Pick's disease (PD) is characterized by severe neuronal loss and gliosis in a frontotemporal lobar distribution, often associated with Pick bodies and ballooned neurons. Abnormal tau metabolism has been implicated in the pathogenesis of PD; however, the underlying mechanism of neuronal degeneration remains poorly understood. Evidence from other neurodegenerative diseases has suggested that DNA damage and apoptosis may play a major role in cellular degeneration and death. In the present study, an in situ nucleotidyl transferase assay (ISNTA) was used to identify DNA fragmentation in three cases of classical PD with Pick bodies and ballooned neurons, and two PD "variants", one with ballooned neurons only and the other without Pick bodies or ballooned neurons.

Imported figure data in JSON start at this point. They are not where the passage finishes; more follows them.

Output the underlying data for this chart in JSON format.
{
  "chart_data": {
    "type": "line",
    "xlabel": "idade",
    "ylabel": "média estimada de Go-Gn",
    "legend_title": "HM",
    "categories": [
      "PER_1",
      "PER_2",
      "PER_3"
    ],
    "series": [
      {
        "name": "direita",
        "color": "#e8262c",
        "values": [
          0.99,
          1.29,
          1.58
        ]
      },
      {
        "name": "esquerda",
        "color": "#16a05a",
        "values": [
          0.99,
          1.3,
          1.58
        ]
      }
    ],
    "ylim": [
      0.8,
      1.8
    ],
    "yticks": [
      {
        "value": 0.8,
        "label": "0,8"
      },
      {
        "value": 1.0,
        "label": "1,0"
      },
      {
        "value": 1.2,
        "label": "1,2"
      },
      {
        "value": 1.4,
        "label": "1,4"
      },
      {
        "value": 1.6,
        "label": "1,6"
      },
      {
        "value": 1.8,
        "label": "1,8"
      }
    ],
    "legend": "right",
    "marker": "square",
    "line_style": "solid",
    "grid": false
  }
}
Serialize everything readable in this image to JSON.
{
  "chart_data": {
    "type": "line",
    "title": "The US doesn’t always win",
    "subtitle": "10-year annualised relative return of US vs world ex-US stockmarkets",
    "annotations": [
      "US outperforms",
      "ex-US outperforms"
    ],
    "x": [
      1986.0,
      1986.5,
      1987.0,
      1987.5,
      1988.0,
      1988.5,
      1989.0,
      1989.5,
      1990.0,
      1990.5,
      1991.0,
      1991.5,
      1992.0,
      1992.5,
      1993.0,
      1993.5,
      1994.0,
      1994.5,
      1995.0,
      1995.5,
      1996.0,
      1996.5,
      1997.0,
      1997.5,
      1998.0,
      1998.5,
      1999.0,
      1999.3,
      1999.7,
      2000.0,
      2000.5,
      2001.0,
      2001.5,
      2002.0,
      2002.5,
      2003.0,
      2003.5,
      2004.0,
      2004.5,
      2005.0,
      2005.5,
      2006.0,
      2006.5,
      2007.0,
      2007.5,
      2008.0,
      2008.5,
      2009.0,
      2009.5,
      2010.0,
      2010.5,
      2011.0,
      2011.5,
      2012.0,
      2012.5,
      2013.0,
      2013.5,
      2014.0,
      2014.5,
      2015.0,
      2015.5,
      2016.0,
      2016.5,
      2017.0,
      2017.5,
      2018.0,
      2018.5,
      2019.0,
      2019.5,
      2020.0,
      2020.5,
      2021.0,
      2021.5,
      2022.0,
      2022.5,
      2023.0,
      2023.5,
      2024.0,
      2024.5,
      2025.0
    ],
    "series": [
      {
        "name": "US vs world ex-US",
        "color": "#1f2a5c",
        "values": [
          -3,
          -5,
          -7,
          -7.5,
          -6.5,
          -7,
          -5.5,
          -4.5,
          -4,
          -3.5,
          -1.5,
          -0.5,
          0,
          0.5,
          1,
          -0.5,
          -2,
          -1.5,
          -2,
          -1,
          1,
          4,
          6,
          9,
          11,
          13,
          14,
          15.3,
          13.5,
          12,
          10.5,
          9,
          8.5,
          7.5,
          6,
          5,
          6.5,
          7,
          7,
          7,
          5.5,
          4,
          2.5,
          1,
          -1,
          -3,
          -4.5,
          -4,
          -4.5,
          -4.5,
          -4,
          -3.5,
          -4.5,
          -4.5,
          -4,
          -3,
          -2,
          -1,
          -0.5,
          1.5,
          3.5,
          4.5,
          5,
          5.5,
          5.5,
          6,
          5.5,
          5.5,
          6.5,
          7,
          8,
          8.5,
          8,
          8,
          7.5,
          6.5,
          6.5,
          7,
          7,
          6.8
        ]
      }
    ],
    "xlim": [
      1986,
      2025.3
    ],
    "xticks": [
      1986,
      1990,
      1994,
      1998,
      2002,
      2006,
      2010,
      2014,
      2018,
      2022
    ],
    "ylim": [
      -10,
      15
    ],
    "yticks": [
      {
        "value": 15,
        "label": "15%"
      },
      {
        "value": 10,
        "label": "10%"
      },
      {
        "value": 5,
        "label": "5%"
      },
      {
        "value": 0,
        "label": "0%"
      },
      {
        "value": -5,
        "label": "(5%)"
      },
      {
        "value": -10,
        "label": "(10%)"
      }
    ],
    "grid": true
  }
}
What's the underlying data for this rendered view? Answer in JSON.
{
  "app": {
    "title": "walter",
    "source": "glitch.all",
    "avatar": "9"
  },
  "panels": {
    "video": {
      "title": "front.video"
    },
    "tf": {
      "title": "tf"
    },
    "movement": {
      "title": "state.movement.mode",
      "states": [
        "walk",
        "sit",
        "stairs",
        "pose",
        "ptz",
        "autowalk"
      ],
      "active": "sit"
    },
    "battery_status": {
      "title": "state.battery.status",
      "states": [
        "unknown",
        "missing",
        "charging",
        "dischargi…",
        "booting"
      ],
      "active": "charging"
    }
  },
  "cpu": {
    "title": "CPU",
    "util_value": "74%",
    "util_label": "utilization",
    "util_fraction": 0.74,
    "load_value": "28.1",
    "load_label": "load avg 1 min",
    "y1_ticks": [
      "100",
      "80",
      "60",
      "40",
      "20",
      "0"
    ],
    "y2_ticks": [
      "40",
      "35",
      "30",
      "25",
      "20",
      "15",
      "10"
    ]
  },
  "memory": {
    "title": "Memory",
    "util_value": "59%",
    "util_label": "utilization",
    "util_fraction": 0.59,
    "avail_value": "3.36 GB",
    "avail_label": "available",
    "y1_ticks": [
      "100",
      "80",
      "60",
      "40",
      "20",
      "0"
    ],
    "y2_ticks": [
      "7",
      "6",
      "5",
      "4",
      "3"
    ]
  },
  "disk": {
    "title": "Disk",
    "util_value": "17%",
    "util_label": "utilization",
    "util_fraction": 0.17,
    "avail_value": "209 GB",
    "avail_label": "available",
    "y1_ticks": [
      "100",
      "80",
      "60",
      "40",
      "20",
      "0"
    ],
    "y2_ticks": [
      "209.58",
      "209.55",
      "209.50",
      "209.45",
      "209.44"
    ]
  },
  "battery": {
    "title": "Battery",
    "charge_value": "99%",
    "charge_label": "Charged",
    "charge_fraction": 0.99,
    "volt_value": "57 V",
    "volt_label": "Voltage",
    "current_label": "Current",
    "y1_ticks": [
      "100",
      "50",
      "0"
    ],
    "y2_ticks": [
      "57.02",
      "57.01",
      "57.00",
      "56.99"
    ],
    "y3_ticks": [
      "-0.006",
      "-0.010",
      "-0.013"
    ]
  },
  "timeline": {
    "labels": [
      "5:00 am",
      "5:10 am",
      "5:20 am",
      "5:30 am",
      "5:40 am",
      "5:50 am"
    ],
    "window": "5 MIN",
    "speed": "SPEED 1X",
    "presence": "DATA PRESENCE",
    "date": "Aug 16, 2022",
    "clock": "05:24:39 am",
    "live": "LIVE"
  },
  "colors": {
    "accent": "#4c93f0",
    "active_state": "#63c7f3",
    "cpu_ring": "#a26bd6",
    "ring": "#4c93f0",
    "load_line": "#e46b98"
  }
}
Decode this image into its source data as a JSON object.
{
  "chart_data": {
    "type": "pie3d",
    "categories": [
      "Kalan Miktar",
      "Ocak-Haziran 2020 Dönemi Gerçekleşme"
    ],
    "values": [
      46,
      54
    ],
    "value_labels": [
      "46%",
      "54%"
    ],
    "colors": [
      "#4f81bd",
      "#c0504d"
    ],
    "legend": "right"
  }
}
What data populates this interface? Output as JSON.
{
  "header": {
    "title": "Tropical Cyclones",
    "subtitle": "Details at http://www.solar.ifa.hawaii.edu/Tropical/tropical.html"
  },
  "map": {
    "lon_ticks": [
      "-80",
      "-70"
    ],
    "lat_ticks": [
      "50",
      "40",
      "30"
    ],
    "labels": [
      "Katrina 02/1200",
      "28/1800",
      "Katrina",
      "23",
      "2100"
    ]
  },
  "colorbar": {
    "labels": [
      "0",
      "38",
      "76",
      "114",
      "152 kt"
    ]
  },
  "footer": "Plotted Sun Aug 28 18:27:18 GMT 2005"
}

In all cases large numbers of ISNTA-positive neurons were present in anatomic regions having obvious degenerative changes (neuronal atrophy and loss, gliosis, cytoplasmic inclusions) by conventional histology. There was no clear association between neuronal DNA fragmentation and the presence of structural abnormalities such as Pick bodies or ballooned cytoplasm. ISNTA-positive glia were present in both cortex and subcortical white matter. Morphologic evidence of apoptosis was not detected in either neurons or glial cells. We suggest that DNA fragmentation in PD and probably other neurodegenerative disorders most likely specifies a population of potentially vulnerable cells in which both cell death and repair mechanisms have been activated. It is likely that only a very small number of these vulnerable cells at a given time will proceed to cell death; however, it is uncertain whether this occurs by apoptosis or some other mechanism.